Do you contend that in order to be highly successful, one must have an unblemished, even perfect
work record? Do you further believe that an imperfect and blemished work record is a strong deterrent to success? Do you also strongly contend that people who have been terminated(i.e. fired) from their jobs WON'T be highly successful as they are considered to be failures in the eyes of employers?
To me, having an "unblemished" or "perfect" work record implies that you've never taken a risk. It's easy to be non-controversial if you never take a strong position. That can be interpreted as being either wishy-washy or untested.
Not necessarily the case.An unblemished &perfect work records means that the person is a great employee.Employers LOVE such employees & WANT them as they aren't deemed problematic.No employer wants an employee w/a blemished/imperfect record!
That depends entirely on what the "blemishes" are. If someone is perpetually late or was caught stealing from the company, then I agree that they won't be wanted. Other types of "failures" can be valuable learning experiences.
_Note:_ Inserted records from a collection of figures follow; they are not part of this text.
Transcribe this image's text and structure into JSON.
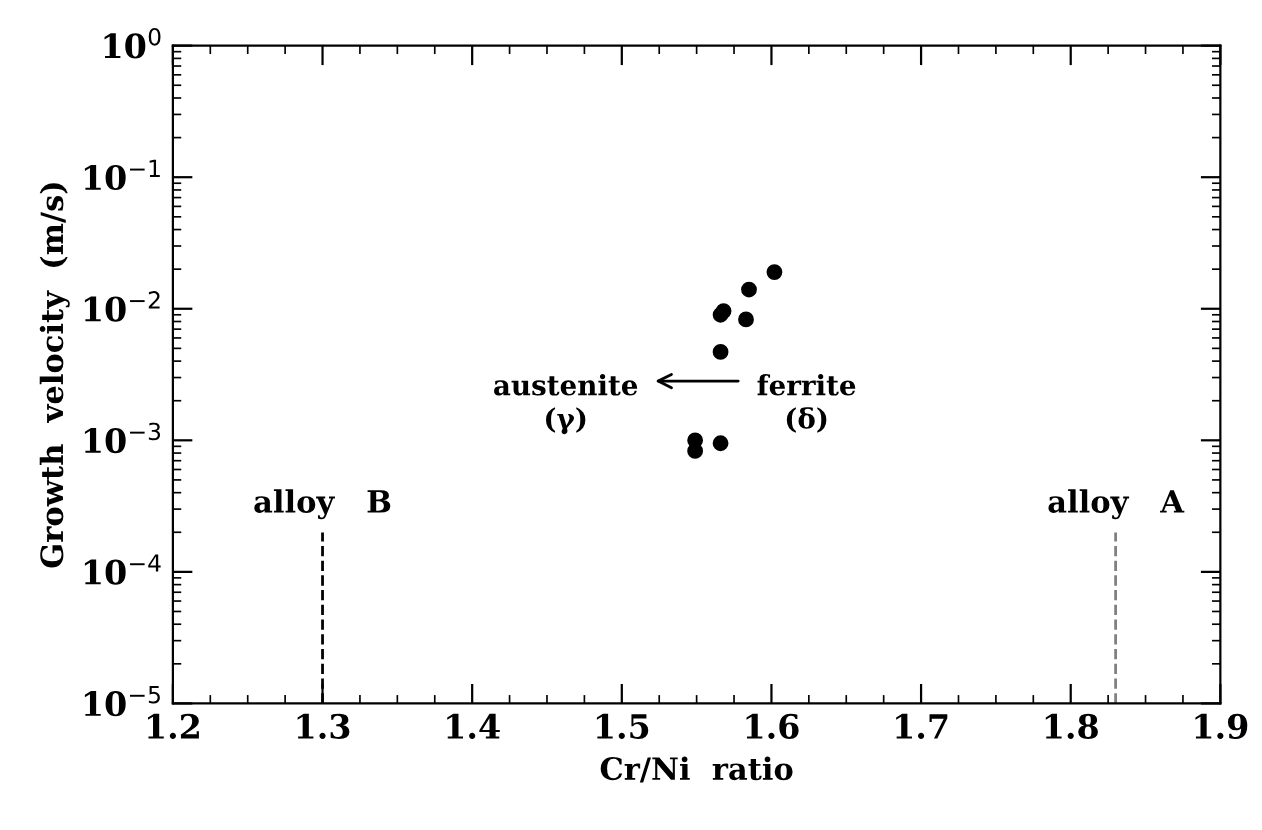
{
  "chart_data": {
    "type": "scatter",
    "xlabel": "Cr/Ni  ratio",
    "ylabel": "Growth  velocity  (m/s)",
    "x": [
      1.602,
      1.585,
      1.568,
      1.566,
      1.583,
      1.566,
      1.549,
      1.549,
      1.566
    ],
    "series": [
      {
        "color": "#000000",
        "values": [
          0.019,
          0.014,
          0.0096,
          0.009,
          0.0083,
          0.0047,
          0.001,
          0.00083,
          0.00095
        ]
      }
    ],
    "marker": "circle",
    "log": "y",
    "grid": false,
    "legend": false,
    "xlim": [
      1.2,
      1.9
    ],
    "xticks": [
      1.2,
      1.3,
      1.4,
      1.5,
      1.6,
      1.7,
      1.8,
      1.9
    ],
    "ylim": [
      1e-05,
      1
    ],
    "yticks": [
      {
        "value": 1e-05,
        "label": "10$^{−5}$"
      },
      {
        "value": 0.0001,
        "label": "10$^{−4}$"
      },
      {
        "value": 0.001,
        "label": "10$^{−3}$"
      },
      {
        "value": 0.01,
        "label": "10$^{−2}$"
      },
      {
        "value": 0.1,
        "label": "10$^{−1}$"
      },
      {
        "value": 1,
        "label": "10$^{0}$"
      }
    ],
    "ref_lines": [
      {
        "axis": "x",
        "value": 1.3,
        "label": "alloy   B",
        "color": "#000000",
        "line_style": "dashed"
      },
      {
        "axis": "x",
        "value": 1.83,
        "label": "alloy   A",
        "color": "#808080",
        "line_style": "dashed"
      }
    ],
    "annotations": [
      "austenite\n(γ)",
      "ferrite\n(δ)"
    ]
  }
}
An unblemished record, means that everything did not get reported to the personnel department or the company president.
While there ARE favorites who receive preferential work treatment, many people w/perfect/unblemished work histories and records are legit! Such stellar employees DO exist!
In order to be highly successful especially in the corporate sphere, one must have an unblemished, even perfect work history and record. People with blemished and imperfect work histories and records really don't go so far in the corporate world. Such people are viewed as flawed, even damaged by superiors and bosses. They are considered not to have what it takes to become successful, especially if they are considered for high powered and leadership positions. Who is going to follow such a flawed person-NO ONE. Employers want to promote people who have provability which translates into that they must be perfect and unblemished as people tend to follow those who are deem as perfect as possible so the former have someone to look up to, even emulate.
Also people with imperfect and blemished work records are seen as damaged goods, failures, even losers. They are considered not success material by prospective employers who in all likelihood won't hire them because of the negative image of failure. While we are on the subject, people who have been fired from their jobs, not downsized nor laid off, are less likely to be highly successful because of their negative work record. People who are highly successful in most cases have NEVER been fired from any job and have experienced levels of success in the workplace. Also, being fired from a job is a stigma which will follow that person wherever h/she goes. It will be difficult for such a people in light of his/her firing to obtain a job and if h/she gets a job, h/she will be treated and perceived to be a failure. Also, there is a higher likelihood, h/she will also be fired from the present job as h/she was in the past job and the cycle continues. H/she will probably become unemployable or merely settle for crappy jobs.
Your comments are typical of the 30something group. If your career that covered 37 years, not counting the after school job in high school or the dish washing job and never made a mistake is not accurate. People learn from mistakes. Perfection is har
I am in your age category. There are people who have perfect work histories and records and have worked a long time. People w/blemished work records are viewed as failures/problematic. They aren't good employment prospects at all!
If you never made a mistake, it means you never took a chance, never disagreed with a superior politely, and dumped the routine work on a subordinate. If you never made a mistake, at least none that anybody caught, you must be the CEO of the company
The issue is, what is an unblemished work record? Some people change jobs, "looking for greater" challenges when, In fact, they fear they are on the chopping block.
Constant perfection is hard to achieve. When I was hired for my last real job, in 1982, I was interviewed by a large committee. I knew the person I was replacing. He died about a year earlier. I told the group I had a good knowledge of the industry, a strong writing and research skiills, but I was not an outgoing person like my predecessor. It was that statement that started the questions, which I were able to answer and got me a job. I went without references, because I was not ready to tell my current employer, I was looking. That action falls into the "don't burn your bridge's" category.